4. QUALITY EDUCATION

US Bancorp Anticipates Fee-Based Momentum After Year of ‘Uncertainty’ – PYMNTS.com

Written by Amanda

U.S. Bancorp’s most recent quarter took note of changing dynamics in deposit activity, growth in card loans, and momentum in its payments-related business lines that should last through the current year, according to management commentary Thursday (Jan. 16).

Earnings materials show credit card loans were $29.4 billion at the end of the most recent quarter, up from $27.7 billion a year ago. Net charge-offs were 4.28% in the most recent period, as measured against the overall credit card loan book, compared to 3.65% last year.

Elsewhere in the company’s data, the Payments Services segment saw 2.4% year over year growth in merchant processing fee revenues, and 4.9% growth in corporate payments fee revenues. Separate company filings revealed that U.S. Bancorp realized $191 million in corporate payments products revenues in the most recent quarter and $419 million in merchant processing services revenues.

Deposit Growth

CFO John Stern said on the conference call with analysts that total average deposits increased 0.7% on a linked-quarter basis to $512 billion. “Our percentage of non interest bearing deposits to total deposits now looks to have stabilized in line with our earlier expectations,” he said.

Total revenue growth is expected to be in the range of 3% to 5% for the current year as compared to 2024, according to Stern.

U.S. Bancorp shares were down 4% in intraday trading on Thursday.

CEO Andy Cecere said on the call that “going into the year, there was much uncertainty with respect to the broader macroeconomic environment, persistent inflation, significant rate volatility, political and regulatory headwinds to name a few, but we effectively managed through the changes and most importantly executed on our strategic objectives.”

During the question-and-answer session with analysts, Stern noted “really solid and healthy growth on the fee side of things. And we have a lot of momentum building. And that’s despite some headwinds that we saw, particularly on our prepaid, on the card side of things, as well as freight … We also saw headwinds with the ATM exit of our cash servicing business. So those things will abate or have abated here in 2024. And so we see obviously momentum in the core.” The company is holding forward guidance for its fee growth to be in the mid-single digits.

“In payments, we have good momentum in a number of areas, strategic initiatives that are underway. Treasury management and capital markets continue to have strong growth in certain areas,” said the CFO.

Looking ahead, Stern said that “for the purposes of our forecast, as we’re thinking about ’25, we have pretty modest loan and deposit growth for the full year.”

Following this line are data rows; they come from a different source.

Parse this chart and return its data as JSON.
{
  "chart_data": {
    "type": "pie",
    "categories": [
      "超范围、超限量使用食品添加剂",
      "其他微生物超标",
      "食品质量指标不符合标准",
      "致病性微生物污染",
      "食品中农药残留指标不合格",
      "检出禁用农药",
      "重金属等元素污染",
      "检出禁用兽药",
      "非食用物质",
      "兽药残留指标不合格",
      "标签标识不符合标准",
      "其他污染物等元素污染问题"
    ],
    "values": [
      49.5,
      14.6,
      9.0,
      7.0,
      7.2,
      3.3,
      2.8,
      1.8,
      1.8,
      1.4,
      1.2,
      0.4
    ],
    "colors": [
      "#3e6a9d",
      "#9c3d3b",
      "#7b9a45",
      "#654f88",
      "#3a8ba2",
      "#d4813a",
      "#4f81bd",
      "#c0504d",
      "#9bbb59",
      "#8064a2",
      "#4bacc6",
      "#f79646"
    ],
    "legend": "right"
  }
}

Asked later on the call about technology and digital initiatives, CEO Cecere said that “in this environment, this interconnectedness of banking and payments is as important as it’s ever been. And the concept of moving money together with storing money and lending money is all intertwined … To the extent we can offer these things together with a terrific technology platform that we have and also have the ability to grow that in a very capital-efficient, fee-focused way — that’s why we want to retain the business. And the interconnectedness of that is as critical as it’s been in the last 20 years. So we’re very focused on this business because of that opportunity.”